The road from Les Cayes, on the coast, to Maceline, in the mountains that overlook the city, was cracked down the center, with boulders and tree branches blocking it.

Families from Les Cayes to Maceline, about 25 kilometers away, are sleeping out in the open, their homes severely damaged or completely destroyed. Many said they were too nervous about the aftershocks to comfortably take shelter under a roof.

The mayor of Maceline, Fenicile Marssius, whose home was destroyed, walked up to the church to check in on Father Desravines.

“This is a catastrophe. We have had no assistance from the government. Maybe they have so much to do in the cities that they cannot reach us in these remote areas,” said Ms. Marssius. “We believe a lot of people still are underneath the rubble, and many houses and churches have collapsed.”

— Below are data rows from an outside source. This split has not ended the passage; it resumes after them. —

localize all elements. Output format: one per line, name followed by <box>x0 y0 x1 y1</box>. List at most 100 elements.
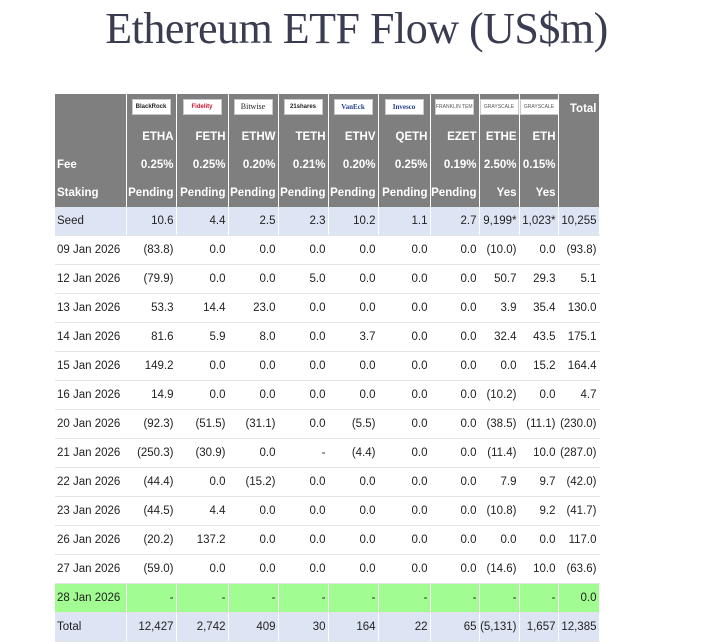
franklin-logo: FRANKLIN TEMPLETON <box>435 99 474 115</box>
flow-cell: 0.0 <box>176 264 229 294</box>
ticker-cell: ETHA <box>126 123 177 151</box>
corner-cell <box>55 94 127 123</box>
ticker-row: ETHA FETH ETHW TETH ETHV QETH EZET ETHE … <box>55 123 600 151</box>
table-row: 21 Jan 2026 (250.3) (30.9) 0.0- (4.4) 0.0 0.0(… <box>55 438 600 468</box>
fee-cell: 0.25% <box>378 151 431 179</box>
ticker-cell: EZET <box>430 123 480 151</box>
flow-cell: 0.0 <box>430 235 480 265</box>
flow-cell: 2.7 <box>430 207 480 236</box>
flow-cell: 0.0 <box>328 235 379 265</box>
row-label: Total <box>55 612 127 642</box>
flow-cell: 22 <box>378 612 431 642</box>
fee-cell: 0.20% <box>228 151 279 179</box>
row-total-cell: 4.7 <box>558 380 600 410</box>
flow-cell: 409 <box>228 612 279 642</box>
flow-cell: 35.4 <box>519 293 559 323</box>
staking-cell: Yes <box>479 179 520 207</box>
flow-cell: (38.5) <box>479 409 520 439</box>
flow-cell: 9,199* <box>479 207 520 236</box>
flow-cell: (14.6) <box>479 554 520 584</box>
flow-cell: 5.0 <box>278 264 329 294</box>
row-total-cell: 117.0 <box>558 525 600 555</box>
bitwise-logo: Bitwise <box>233 99 273 115</box>
flow-cell: 164 <box>328 612 379 642</box>
row-total-cell: 175.1 <box>558 322 600 352</box>
flow-cell: 29.3 <box>519 264 559 294</box>
flow-cell: 0.0 <box>176 351 229 381</box>
flow-cell: 0.0 <box>228 235 279 265</box>
fee-cell: 0.25% <box>176 151 229 179</box>
flow-cell: 0.0 <box>176 467 229 497</box>
fee-cell: 0.21% <box>278 151 329 179</box>
flow-cell: 0.0 <box>519 235 559 265</box>
flow-cell: 0.0 <box>228 554 279 584</box>
flow-cell: 0.0 <box>328 351 379 381</box>
flow-cell: 32.4 <box>479 322 520 352</box>
fee-cell: 0.15% <box>519 151 559 179</box>
staking-cell: Pending <box>278 179 329 207</box>
seed-row: Seed 10.6 4.4 2.5 2.3 10.2 1.1 2.7 9,199* 1,023* 1… <box>55 207 600 236</box>
staking-row: Staking Pending Pending Pending Pending … <box>55 179 600 207</box>
flow-cell: 0.0 <box>378 525 431 555</box>
flow-cell: 0.0 <box>430 554 480 584</box>
flow-cell: 0.0 <box>378 467 431 497</box>
flow-cell: 137.2 <box>176 525 229 555</box>
flow-cell: 0.0 <box>228 525 279 555</box>
flow-cell: 0.0 <box>378 264 431 294</box>
flow-cell: 0.0 <box>278 467 329 497</box>
flow-cell: 14.4 <box>176 293 229 323</box>
table-row: 09 Jan 2026 (83.8) 0.0 0.0 0.0 0.0 0.0 0.0 (10.0… <box>55 235 600 265</box>
staking-cell: Yes <box>519 179 559 207</box>
flow-cell: 0.0 <box>278 525 329 555</box>
flow-cell: 30 <box>278 612 329 642</box>
flow-cell: 149.2 <box>126 351 177 381</box>
flow-cell: (5.5) <box>328 409 379 439</box>
row-label: 13 Jan 2026 <box>55 293 127 323</box>
flow-cell: 0.0 <box>278 235 329 265</box>
flow-cell: - <box>228 583 279 613</box>
staking-cell: Pending <box>378 179 431 207</box>
flow-cell: 0.0 <box>378 293 431 323</box>
row-label: 21 Jan 2026 <box>55 438 127 468</box>
flow-cell: 0.0 <box>430 496 480 526</box>
total-row: Total 12,427 2,742 409 30 164 22 65 (5,131) 1,657… <box>55 612 600 642</box>
row-total-cell: 0.0 <box>558 583 600 613</box>
flow-cell: 0.0 <box>328 467 379 497</box>
flow-cell: 0.0 <box>479 351 520 381</box>
row-label: 14 Jan 2026 <box>55 322 127 352</box>
flow-cell: - <box>278 583 329 613</box>
flow-cell: 43.5 <box>519 322 559 352</box>
flow-cell: 0.0 <box>378 496 431 526</box>
row-total-cell: (41.7) <box>558 496 600 526</box>
table-row: 16 Jan 2026 14.9 0.0 0.0 0.0 0.0 0.0 0.0 (10.2) 0… <box>55 380 600 410</box>
table-row: 15 Jan 2026 149.2 0.0 0.0 0.0 0.0 0.0 0.0 0.0 15.… <box>55 351 600 381</box>
flow-cell: 23.0 <box>228 293 279 323</box>
flow-cell: 0.0 <box>278 380 329 410</box>
flow-cell: 65 <box>430 612 480 642</box>
flow-cell: 0.0 <box>278 322 329 352</box>
flow-cell: 0.0 <box>278 409 329 439</box>
row-label: 15 Jan 2026 <box>55 351 127 381</box>
flow-cell: 1.1 <box>378 207 431 236</box>
flow-cell: 0.0 <box>378 235 431 265</box>
fee-label: Fee <box>55 151 127 179</box>
page-title: Ethereum ETF Flow (US$m) <box>105 4 608 53</box>
flow-cell: (15.2) <box>228 467 279 497</box>
flow-cell: (11.1) <box>519 409 559 439</box>
flow-cell: 0.0 <box>176 235 229 265</box>
row-label: 09 Jan 2026 <box>55 235 127 265</box>
grayscale-logo: GRAYSCALE <box>479 99 518 115</box>
flow-cell: 0.0 <box>378 438 431 468</box>
table-row: 28 Jan 2026- - - - - - - - -0.0 <box>55 583 600 613</box>
row-total-cell: 5.1 <box>558 264 600 294</box>
fee-cell: 0.19% <box>430 151 480 179</box>
total-header: Total <box>558 94 600 123</box>
flow-cell: 0.0 <box>176 380 229 410</box>
flow-cell: 0.0 <box>278 351 329 381</box>
flow-cell: 1,023* <box>519 207 559 236</box>
flow-cell: (92.3) <box>126 409 177 439</box>
staking-cell: Pending <box>228 179 279 207</box>
flow-cell: 0.0 <box>430 438 480 468</box>
flow-cell: 0.0 <box>328 380 379 410</box>
grayscale-mini-logo: GRAYSCALE <box>519 99 557 115</box>
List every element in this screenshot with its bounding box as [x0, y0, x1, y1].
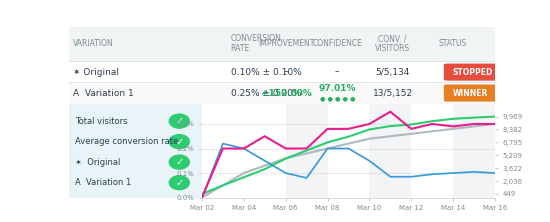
- Text: 97.01%: 97.01%: [318, 84, 356, 93]
- Text: CONFIDENCE: CONFIDENCE: [312, 39, 362, 48]
- Text: Total visitors: Total visitors: [75, 117, 128, 126]
- Text: ✓: ✓: [175, 157, 183, 167]
- Bar: [453, 104, 495, 198]
- Text: 13/5,152: 13/5,152: [373, 89, 412, 98]
- Text: 0.10% ± 0.10%: 0.10% ± 0.10%: [231, 67, 301, 77]
- Text: A  Variation 1: A Variation 1: [73, 89, 134, 98]
- Text: A  Variation 1: A Variation 1: [75, 178, 131, 187]
- Circle shape: [169, 155, 189, 169]
- Text: Average conversion rate: Average conversion rate: [75, 137, 179, 146]
- Circle shape: [169, 135, 189, 149]
- Text: STOPPED: STOPPED: [453, 67, 493, 77]
- Circle shape: [169, 176, 189, 190]
- FancyBboxPatch shape: [69, 104, 202, 198]
- FancyBboxPatch shape: [444, 63, 502, 81]
- Text: ✶  Original: ✶ Original: [75, 158, 121, 167]
- Text: +150.00%: +150.00%: [261, 89, 312, 98]
- Text: 0.25% ± 0.20%: 0.25% ± 0.20%: [231, 89, 301, 98]
- Circle shape: [169, 114, 189, 128]
- Text: VARIATION: VARIATION: [73, 39, 114, 48]
- Text: ● ● ● ● ●: ● ● ● ● ●: [320, 96, 355, 101]
- Text: ✓: ✓: [175, 116, 183, 126]
- Text: CONVERSION
RATE: CONVERSION RATE: [231, 34, 282, 54]
- Text: WINNER: WINNER: [453, 89, 488, 98]
- Text: ✶ Original: ✶ Original: [73, 67, 119, 77]
- FancyBboxPatch shape: [69, 61, 495, 83]
- FancyBboxPatch shape: [69, 27, 495, 61]
- Text: ✓: ✓: [175, 178, 183, 188]
- Text: IMPROVEMENT: IMPROVEMENT: [258, 39, 315, 48]
- FancyBboxPatch shape: [69, 83, 495, 103]
- Text: 5/5,134: 5/5,134: [376, 67, 410, 77]
- Bar: [285, 104, 328, 198]
- Text: –: –: [284, 67, 288, 77]
- FancyBboxPatch shape: [444, 85, 497, 102]
- Text: STATUS: STATUS: [438, 39, 466, 48]
- Text: CONV. /
VISITORS: CONV. / VISITORS: [375, 34, 410, 54]
- Bar: [370, 104, 411, 198]
- Text: –: –: [335, 67, 339, 77]
- Text: ✓: ✓: [175, 137, 183, 147]
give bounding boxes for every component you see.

Tropical Storm Grace forming in the eastern Caribbean on Saturday morning.
Credit…Noaa

As people in Haiti desperately search for survivors from a devastating earthquake, the threat of yet another natural disaster looms over the island.

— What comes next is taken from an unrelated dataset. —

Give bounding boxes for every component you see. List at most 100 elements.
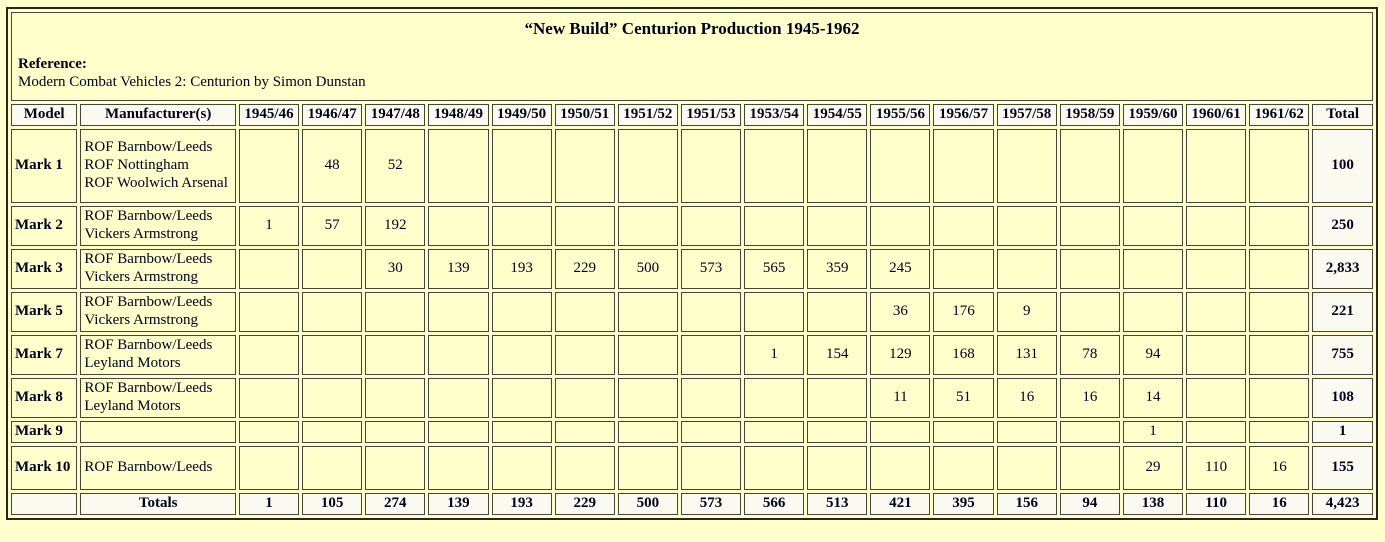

Tropical Storm Grace is projected to pass over Haiti on Monday, the National Hurricane Center said. A tropical storm watch has been issued, and the center advised people on the island to monitor the path of the storm, which could dump heavy rain and bring high winds to Haiti.

Robbie Berg, a hurricane specialist at the center, said on Saturday that the earthquake could increase the chance of mudslides.

“It could have shifted some of the ground and soil, which could make mudslides more common,” he said.

The storm was skirting Puerto Rico on Sunday and on a path to go directly over the Dominican Republic, Haiti and then Cuba before heading north toward the Gulf Coast of the United States.

The storm formed in the eastern Caribbean on Saturday morning, as the earthquake rocked Haiti’s western peninsula. It is the seventh named storm of the 2021 Atlantic hurricane season and follows several days of floods and power outages unleashed this week by Tropical Storm Fred, which weakened to a tropical depression.